Vor Begeisterung verbiegt er die Grammatik. «Der ist der originalste», sagte Alexander E. Klein, Fuhrparkmanager in Porsches Stuttgarter Museum. Vor vier Jahren konnte er zum 50. Geburtstag des Über-Rennwagens 917 der Porsche-Werkssammlung das allererste Exemplar so hinzufügen, wie es im März 1969 am Genfer Autosalon enthüllt wurde.
Ein Siegerauto muss her
Bis zum 917 räumte Porsche im Motorsport zwar Klassensiege ab, aber fürs oberste Podest reichte es mangels Leistung kaum einmal. Vor allem nicht bei den prestigeträchtigen 24 Stunden von Le Mans. Für die Saison 1968 hatte Porsche mit dem 908 mit Dreiliter-V8 vorgelegt, aber für 1969 änderte der Weltverband FIA die Regeln: Plötzlich reichten überschaubare 25 produzierte Fahrzeuge, um einen Fünfliter-Renner homologieren – zulassen – zu können.
«Der 917 war das grösste Risiko meines Lebens», sagte einst Ex-VW-Patron Ferdinand Piëch (1937–2019) und meinte damit wohl, dass seine Karriere ohne den 917 anders verlaufen wäre. Seit 1965 Entwicklungschef, startet er sofort mit dem Zwölfzylinder-Renner. Ab August 1968 wird im Windkanal an der Karosserie gefeilt. «Das war Versuch und Irrtum», erinnert sich Karosserieentwickler Hermann Burst (79). Um Auftrieb durch das lange Heck zu vermeiden, erhält der 917 verstellbare Klappen am Heckspoiler, die von den einfedernden Hinterrädern angesteuert werden. «Völlig wirkungslos, aber damals erschien uns das als die Lösung», sagt Burst. Der erste der 580-PS-Motoren läuft im Dezember.
Wasserrohre statt Dämpfern
Das Showauto für Genf – der frisch restaurierte 001 – wird pünktlich fertig, aber die übrigen 24 Exemplare hängen hinterher. Es mangelt an Zeit, an Platz und an Teilen für Motoren und Fahrwerk. Geschraubt wird rund um die Uhr. Um die Truppe bei Laune zu halten, kommt Piëch in den Nachtschichten mit Kuchen. Am 21. April 1969 stehen dennoch 25 Exemplare des 917 für die FIA-Kommissare zur Abnahme parat. «Alle waren fahrbereit! Also: Man konnte sie starten. Aber in einigen Chassis steckten Wasserrohre, weil wir nicht genug Stossdämpfer hatten.» Für eine Platzrunde zum Pförtnerhaus und zurück mit einem per Zufall ausgewählten Exemplar reichte es.

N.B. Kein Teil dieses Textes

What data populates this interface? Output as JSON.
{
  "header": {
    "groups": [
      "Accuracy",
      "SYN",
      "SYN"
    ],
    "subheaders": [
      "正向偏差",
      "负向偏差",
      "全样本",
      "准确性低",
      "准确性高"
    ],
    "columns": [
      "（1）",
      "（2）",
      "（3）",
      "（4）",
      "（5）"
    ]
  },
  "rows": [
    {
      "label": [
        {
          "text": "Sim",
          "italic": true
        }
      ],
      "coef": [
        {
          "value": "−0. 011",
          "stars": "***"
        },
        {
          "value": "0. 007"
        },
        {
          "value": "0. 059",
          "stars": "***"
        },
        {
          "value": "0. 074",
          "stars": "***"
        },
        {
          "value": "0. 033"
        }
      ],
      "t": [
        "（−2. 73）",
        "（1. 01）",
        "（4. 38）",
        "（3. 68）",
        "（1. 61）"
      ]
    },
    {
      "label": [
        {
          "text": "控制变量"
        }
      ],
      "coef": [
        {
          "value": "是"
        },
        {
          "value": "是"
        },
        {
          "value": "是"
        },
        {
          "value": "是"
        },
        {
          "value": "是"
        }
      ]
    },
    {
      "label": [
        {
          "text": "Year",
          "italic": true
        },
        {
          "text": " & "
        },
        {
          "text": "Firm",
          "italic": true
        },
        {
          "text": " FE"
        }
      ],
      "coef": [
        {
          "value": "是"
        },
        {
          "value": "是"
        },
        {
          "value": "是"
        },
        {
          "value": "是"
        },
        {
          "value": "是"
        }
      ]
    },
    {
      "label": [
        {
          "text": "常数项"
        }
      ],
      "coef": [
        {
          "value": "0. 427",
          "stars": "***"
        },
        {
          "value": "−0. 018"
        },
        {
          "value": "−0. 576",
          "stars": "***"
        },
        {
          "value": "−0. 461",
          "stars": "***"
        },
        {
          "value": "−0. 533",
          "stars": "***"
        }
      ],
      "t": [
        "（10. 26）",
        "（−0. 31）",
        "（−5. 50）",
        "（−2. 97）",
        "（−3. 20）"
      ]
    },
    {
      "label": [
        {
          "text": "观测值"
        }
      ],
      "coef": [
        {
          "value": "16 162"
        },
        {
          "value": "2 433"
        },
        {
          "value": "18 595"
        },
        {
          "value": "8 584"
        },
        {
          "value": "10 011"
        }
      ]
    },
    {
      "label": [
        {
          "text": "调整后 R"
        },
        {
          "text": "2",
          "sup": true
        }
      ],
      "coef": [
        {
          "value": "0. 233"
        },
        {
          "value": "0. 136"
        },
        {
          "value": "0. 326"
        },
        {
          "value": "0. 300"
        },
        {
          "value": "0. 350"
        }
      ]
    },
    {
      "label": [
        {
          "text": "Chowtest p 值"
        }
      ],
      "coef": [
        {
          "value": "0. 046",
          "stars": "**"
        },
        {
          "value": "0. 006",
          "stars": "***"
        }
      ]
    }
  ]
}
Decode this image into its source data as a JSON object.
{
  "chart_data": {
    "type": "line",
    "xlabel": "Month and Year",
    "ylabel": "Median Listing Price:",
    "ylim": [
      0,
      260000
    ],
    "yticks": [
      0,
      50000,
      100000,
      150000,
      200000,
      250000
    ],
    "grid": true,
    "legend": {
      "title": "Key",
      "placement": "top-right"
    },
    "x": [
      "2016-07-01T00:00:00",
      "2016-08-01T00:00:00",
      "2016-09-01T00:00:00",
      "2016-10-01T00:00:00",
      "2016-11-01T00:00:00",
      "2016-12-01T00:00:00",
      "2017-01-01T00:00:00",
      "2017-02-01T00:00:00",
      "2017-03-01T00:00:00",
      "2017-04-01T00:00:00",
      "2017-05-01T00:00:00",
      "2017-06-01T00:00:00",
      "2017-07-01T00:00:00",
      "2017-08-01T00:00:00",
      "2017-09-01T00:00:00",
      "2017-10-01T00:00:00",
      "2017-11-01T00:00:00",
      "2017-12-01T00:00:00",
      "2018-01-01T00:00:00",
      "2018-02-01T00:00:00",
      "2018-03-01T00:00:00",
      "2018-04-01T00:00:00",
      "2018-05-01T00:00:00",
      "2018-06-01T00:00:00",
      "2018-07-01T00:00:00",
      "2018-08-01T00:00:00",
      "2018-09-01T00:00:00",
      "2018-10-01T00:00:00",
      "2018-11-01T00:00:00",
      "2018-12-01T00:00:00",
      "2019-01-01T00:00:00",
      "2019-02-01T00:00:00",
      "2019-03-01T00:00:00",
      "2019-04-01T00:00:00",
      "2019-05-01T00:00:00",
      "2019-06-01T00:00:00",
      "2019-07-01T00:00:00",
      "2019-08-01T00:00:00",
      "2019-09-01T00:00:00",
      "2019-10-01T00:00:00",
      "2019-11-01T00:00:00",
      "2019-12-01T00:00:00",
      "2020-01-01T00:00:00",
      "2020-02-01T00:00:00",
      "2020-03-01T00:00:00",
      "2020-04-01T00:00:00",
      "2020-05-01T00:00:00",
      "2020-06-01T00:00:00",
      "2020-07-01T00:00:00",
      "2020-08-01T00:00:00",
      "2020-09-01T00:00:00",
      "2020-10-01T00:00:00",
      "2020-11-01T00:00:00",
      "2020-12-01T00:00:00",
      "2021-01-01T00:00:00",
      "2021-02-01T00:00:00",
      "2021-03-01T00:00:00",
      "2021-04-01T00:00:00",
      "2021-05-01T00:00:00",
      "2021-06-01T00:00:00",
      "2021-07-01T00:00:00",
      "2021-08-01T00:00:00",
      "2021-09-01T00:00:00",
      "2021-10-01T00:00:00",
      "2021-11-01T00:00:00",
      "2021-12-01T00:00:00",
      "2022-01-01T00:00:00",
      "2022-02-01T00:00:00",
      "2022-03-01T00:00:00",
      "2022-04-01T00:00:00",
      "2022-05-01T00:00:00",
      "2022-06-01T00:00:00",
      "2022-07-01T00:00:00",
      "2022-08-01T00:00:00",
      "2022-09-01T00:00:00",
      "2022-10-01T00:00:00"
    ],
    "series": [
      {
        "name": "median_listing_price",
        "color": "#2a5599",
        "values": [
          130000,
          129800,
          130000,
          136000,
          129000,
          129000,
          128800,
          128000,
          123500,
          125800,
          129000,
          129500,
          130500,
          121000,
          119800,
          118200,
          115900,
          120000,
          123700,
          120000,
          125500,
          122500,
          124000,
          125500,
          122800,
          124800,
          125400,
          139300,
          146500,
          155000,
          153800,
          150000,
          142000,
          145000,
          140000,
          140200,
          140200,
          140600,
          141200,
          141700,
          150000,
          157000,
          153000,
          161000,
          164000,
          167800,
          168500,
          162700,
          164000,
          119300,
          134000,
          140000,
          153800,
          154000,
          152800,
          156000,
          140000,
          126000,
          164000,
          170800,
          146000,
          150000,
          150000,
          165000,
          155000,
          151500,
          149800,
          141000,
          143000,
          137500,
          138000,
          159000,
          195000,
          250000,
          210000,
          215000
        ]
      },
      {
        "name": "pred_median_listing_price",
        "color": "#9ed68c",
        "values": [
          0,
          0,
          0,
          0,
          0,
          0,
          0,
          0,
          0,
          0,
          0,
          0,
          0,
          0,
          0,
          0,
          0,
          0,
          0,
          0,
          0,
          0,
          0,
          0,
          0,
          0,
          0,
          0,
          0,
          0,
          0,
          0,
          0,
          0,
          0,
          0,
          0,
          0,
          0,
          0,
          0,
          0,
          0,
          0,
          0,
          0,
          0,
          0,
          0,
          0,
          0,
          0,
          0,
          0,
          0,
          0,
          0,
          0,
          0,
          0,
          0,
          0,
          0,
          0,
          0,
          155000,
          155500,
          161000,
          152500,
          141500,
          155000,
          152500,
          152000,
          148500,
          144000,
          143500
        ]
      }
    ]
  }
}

Im ersten Jahr fahren die nur 800 Kilogramm leichten 917 hinterher: null Geradeauslauf, mit 580 PS fast zu viel Leistung, und das Heck bringt der Luftstrom fast zum Abheben. Auf den langen Geraden von Le Mans traut sich kein Fahrer, Vollgas zu geben. Drei 917 überleben nicht mal ihr erstes Jahr nach Crashs oder weil sie nach Dauertests geradezu auseinanderfallen.
Endlich Le Mans
Der Rest ist Rennsport-Legende: Mit neuem Heck und optimierter Vorderachse gewinnen Hans Hermann und Richard Attwood 1970 endlich Le Mans für Porsche. Nach einem weiteren Sieg im Folgejahr zieht die FIA per Reglement dem 917 den Stecker. Mit Turbo und bis zu 1100 PS weichen die 917er in die US-Rennserie Can Am aus, gewinnen fast jedes Rennen, bis auch dort 1973 Schluss ist.
Insgesamt 62 Exemplare werden gebaut, dazu einige Nachbauten für den historischen Motorsport. «Aber die kann man nur einsetzen, wenn man das Original in der Garage stehen hat – sonst macht man sich zum Szene-Gespött», sagt Klein. Einer der prominenten Besitzer: US-Komiker Jerry Seinfeld.
Null Rennerfahrung
Und der 001? Bis heute hat der erste 917 nur 300 Kilometer auf dem Zähler. Immerhin 38 legte er auf dem Nürburgring zurück, aber sonst sah er nur Bühnen an Autoshows und wanderte 1970 in den Museumsbestand. Bei seiner sechsmonatigen Restaurierung halfen nochmals die alten Recken wie Burst. Das Resultat? Eben der «originalste».
Übrigens: Man hätte den 917 auch als Neuwagen kaufen können. Im Katalog stand er damals für 140'000 DM.